Née à Saint Louis, Joséphine Baker grandit dans un milieu modeste marqué par les difficultés sociales et les discriminations raciales. Elle n'a que seize ans lorsqu'elle quitte son Missouri natal pour tenter sa chance sur la scène new-yorkaise, notamment à Broadway. Elle participe à la revue noire Shuffle Along (1921), qui connaît un succès important, puis se produit au célèbre Cotton Club de Harlem, haut lieu du jazz et de la culture noire américaine. Ces premières expériences professionnelles lui permettent d'acquérir une solide formation scénique et de développer un style unique, mêlant danse, humour et expressivité.

En 1925, elle s'installe à Paris, où elle remporte un triomphe spectaculaire, teinté de scandale, avec la Revue nègre. Sur la scène du Théâtre des Champs-Élysées, ses tenues audacieuses, parfois minimalistes, et ses chorégraphies trépidantes, inspirées du jazz et des danses africaines stylisées, choquent une partie du public bourgeois tout en fascinant l'avant-garde artistique. Elle devient rapidement une icône de la vie culturelle parisienne, admirée par de nombreux artistes et intellectuels.

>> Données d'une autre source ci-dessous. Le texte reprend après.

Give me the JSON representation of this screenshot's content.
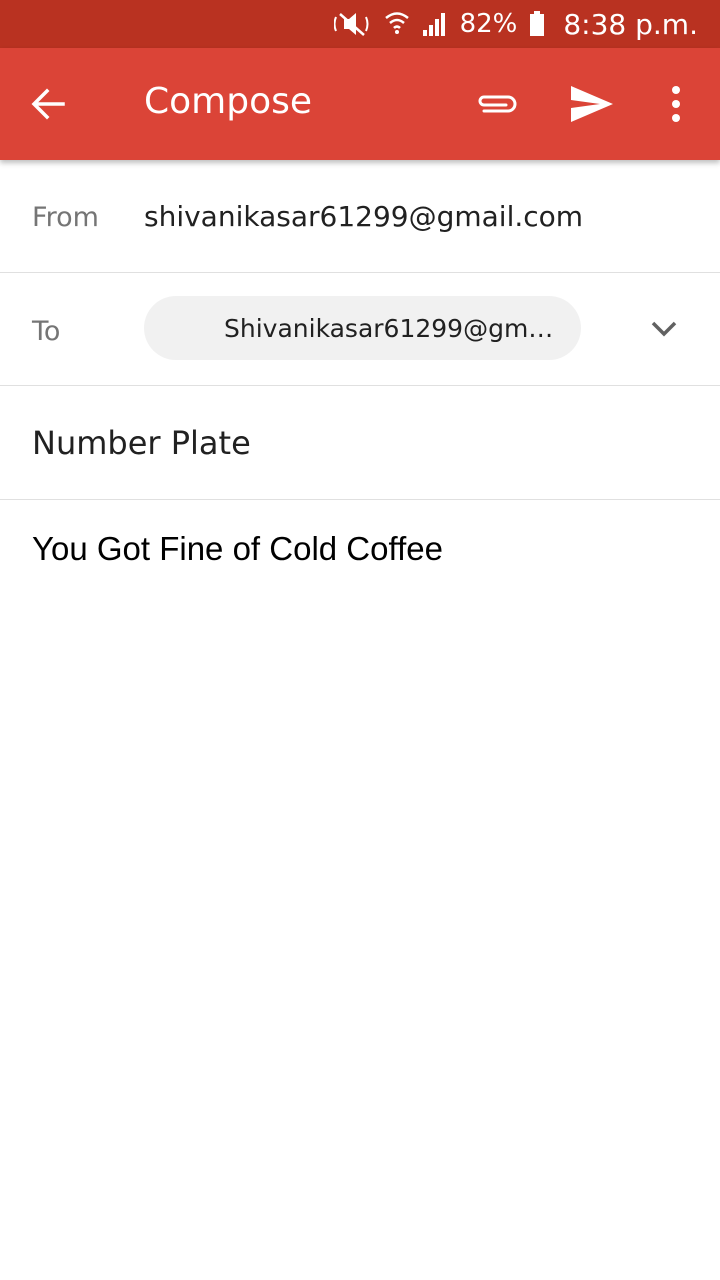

Au cours des années trente, Joséphine Baker mène de nombreuses revues dans des lieux prestigieux tels que les Folies-Bergère, le Casino de Paris et le Moulin-Rouge. Elle y déploie des spectacles fastueux, caractérisés par une profusion de plumes, de paillettes et de décors somptueux, contribuant à renouveler et dynamiser le music-hall parisien. Parallèlement, elle se tourne vers le cinéma et tourne plusieurs films, dont Zouzou (1934) de Marc Allégret, qui, bien que rencontrant un succès modéré, participent à renforcer sa notoriété.

Connue pour sa grande exubérance, son charisme et son sens du spectacle, Joséphine Baker connaît un immense succès populaire, tant grâce à son style chorégraphique novateur que par ses chansons joyeuses et fantaisistes, telles que La Petite Tonkinoise ou J'ai deux amours, composée par Vincent Scotto. Son image publique, mêlant humour, sensualité et modernité, contribue à faire d'elle une figure incontournable de la scène artistique internationale.

Lorsque son succès commence à décliner, en même temps que celui du music-hall dans les années cinquante et soixante, Joséphine Baker choisit de s'engager activement dans la lutte contre le racisme et les discriminations. Elle met alors sa notoriété au service de causes sociales et humanitaires, notamment en soutenant le mouvement des droits civiques. Joignant le geste à la parole, davantage par générosité que par volonté de démonstration, elle adopte de nombreux enfants de diverses origines, formant ce qu'elle appelle une « tribu arc-en-ciel », qu'elle élève dans son château des Château des Milandes. Par cet engagement personnel et symbolique, elle affirme son idéal d'universalité et de fraternité entre les peuples.

Ainsi, Joséphine Baker demeure aujourd'hui une figure majeure du XXe siècle, à la fois artiste de génie et femme engagée, dont l'influence dépasse largement le cadre du spectacle pour toucher à l'histoire sociale et culturelle contemporaine.